Ferri: Patience Required for Strategic-Beta Strategies

Investors need to be aware that a strategic-beta approach could take years, if not decades, to produce a premium, says author Rick Ferri.

Christine Benz: Hi, I'm Christine Benz for Morningstar.com. I'm here at the Bogleheads Conference. I'm joined today by investment expert Rick Ferri. Rick, thank you so much for being here.

Rick Ferri: Thank you, Christine. Thank you for having me.

Benz: Rick, we've been hearing so much about strategic beta or smart beta. I'm wondering if you think that there's just a lot of hype behind this idea or do you think it's a legitimate investment concept.

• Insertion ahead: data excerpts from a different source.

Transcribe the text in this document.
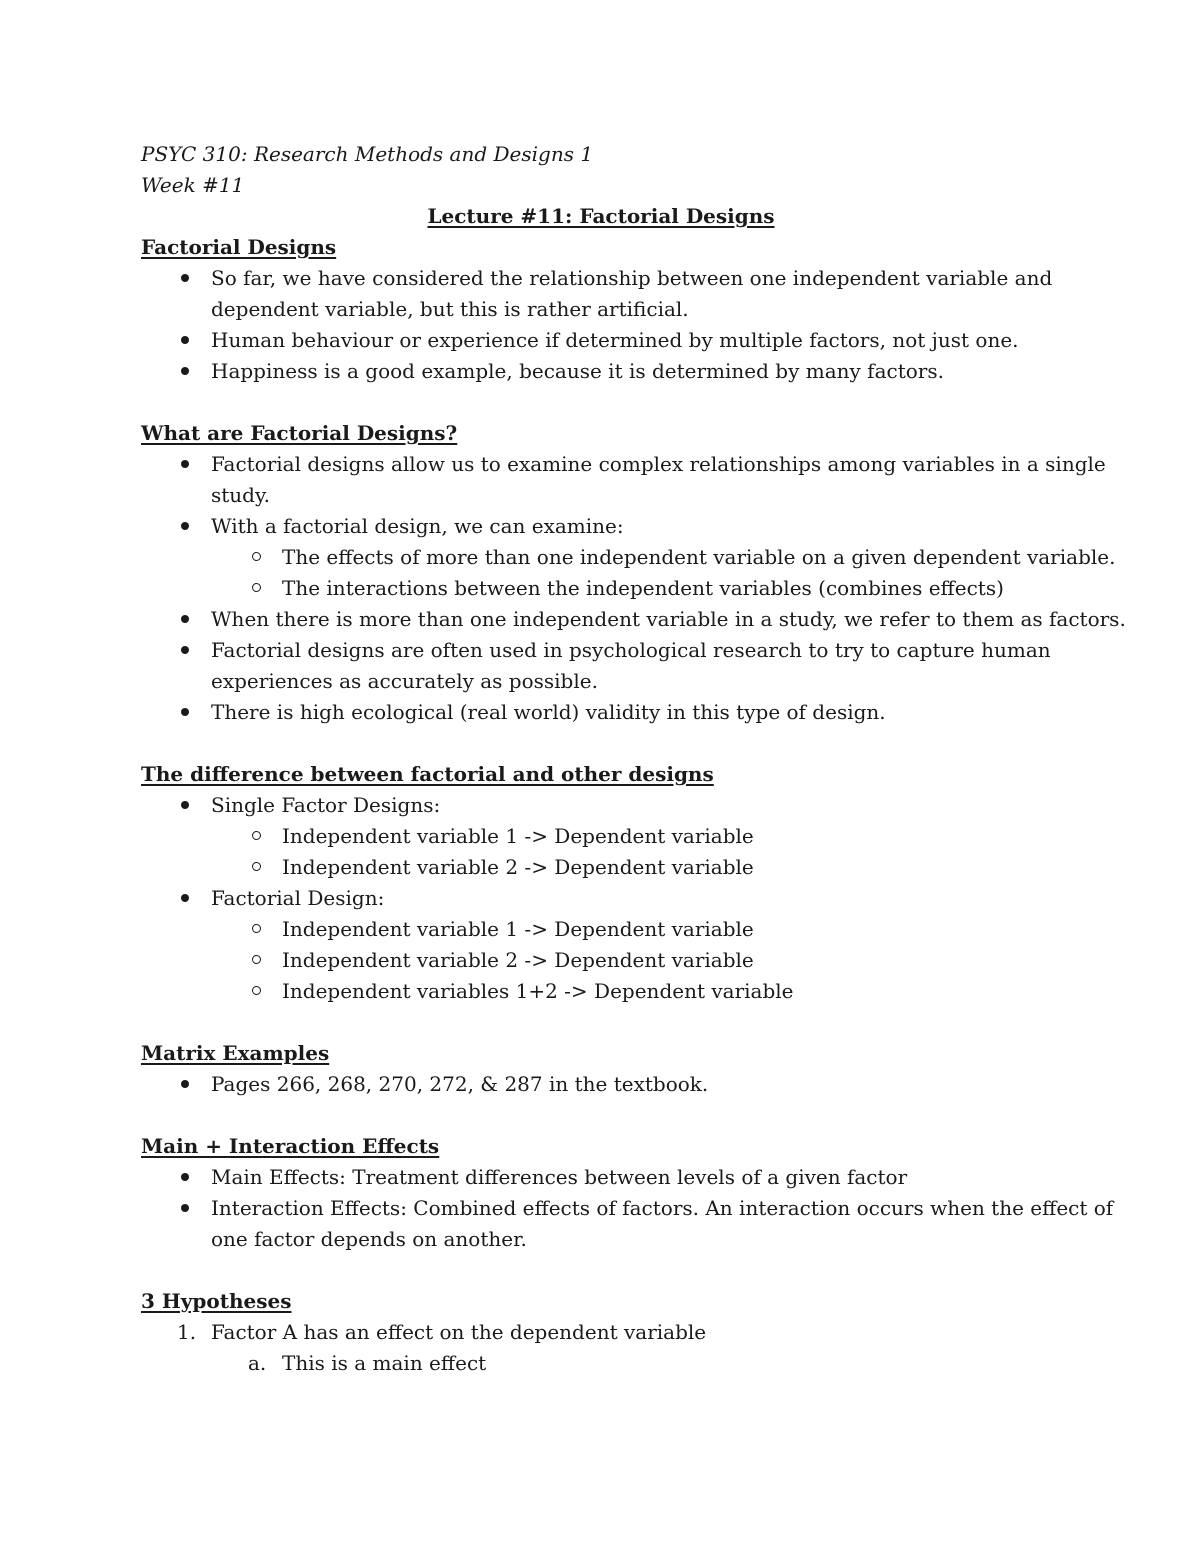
PSYC 310: Research Methods and Designs 1
Week #11
Lecture #11: Factorial Designs
Factorial Designs
So far, we have considered the relationship between one independent variable and
dependent variable, but this is rather artificial.
Human behaviour or experience if determined by multiple factors, not just one.
Happiness is a good example, because it is determined by many factors.
What are Factorial Designs?
Factorial designs allow us to examine complex relationships among variables in a single
study.
With a factorial design, we can examine:
The effects of more than one independent variable on a given dependent variable.
The interactions between the independent variables (combines effects)
When there is more than one independent variable in a study, we refer to them as factors.
Factorial designs are often used in psychological research to try to capture human
experiences as accurately as possible.
There is high ecological (real world) validity in this type of design.
The difference between factorial and other designs
Single Factor Designs:
Independent variable 1 -> Dependent variable
Independent variable 2 -> Dependent variable
Factorial Design:
Independent variable 1 -> Dependent variable
Independent variable 2 -> Dependent variable
Independent variables 1+2 -> Dependent variable
Matrix Examples
Pages 266, 268, 270, 272, & 287 in the textbook.
Main + Interaction Effects
Main Effects: Treatment differences between levels of a given factor
Interaction Effects: Combined effects of factors. An interaction occurs when the effect of
one factor depends on another.
3 Hypotheses
1. Factor A has an effect on the dependent variable
a. This is a main effect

Ferri: Well, let me address the term smart beta first, and then I'll discuss what's really going on. Smart beta is a smart marketing term, which is being misused, in my opinion, to try to get people to invest in strategies that they might not fully understand. The risk of investing in these strategies, if you're doing it because you're attracted to the term smart beta, is that an investor or even an advisor may not fully understand the riskiness behind it and, therefore, may put their clients into something that they're expecting an excess return from. And then they don't get it, or they don't get it for a long period of time, because these strategies, as we'll discuss in a few minutes, sometimes take many, many years, if not decades, to actually get a premium from. If you are just buying this because it's smart, chances are you're not buying it for the right reasons. So, I am not against the strategies. I think that when used correctly, they can help your portfolio. I'm against the way they are being marketed because I think it's shortsighted.

Benz: Let's talk about the part of the strategy that you think is legitimate and that you, in fact, incorporate into your client portfolios.

Ferri: So, the strategy of using strategic beta, or what I call additional beta, is to realize that there are other risk factors in the markets besides just the market itself. And if I decide to take those risks that are persistent in the market, then I should get an excess return over the market. So, the use of these strategies, strategic beta, additional beta, is to determine what the risks are, which ones are legitimate and which ones are just anomalies, and then, if I decide to [go this route], allocate some of my portfolio to those risks above and beyond just a beta portfolio. And that's how you implement this.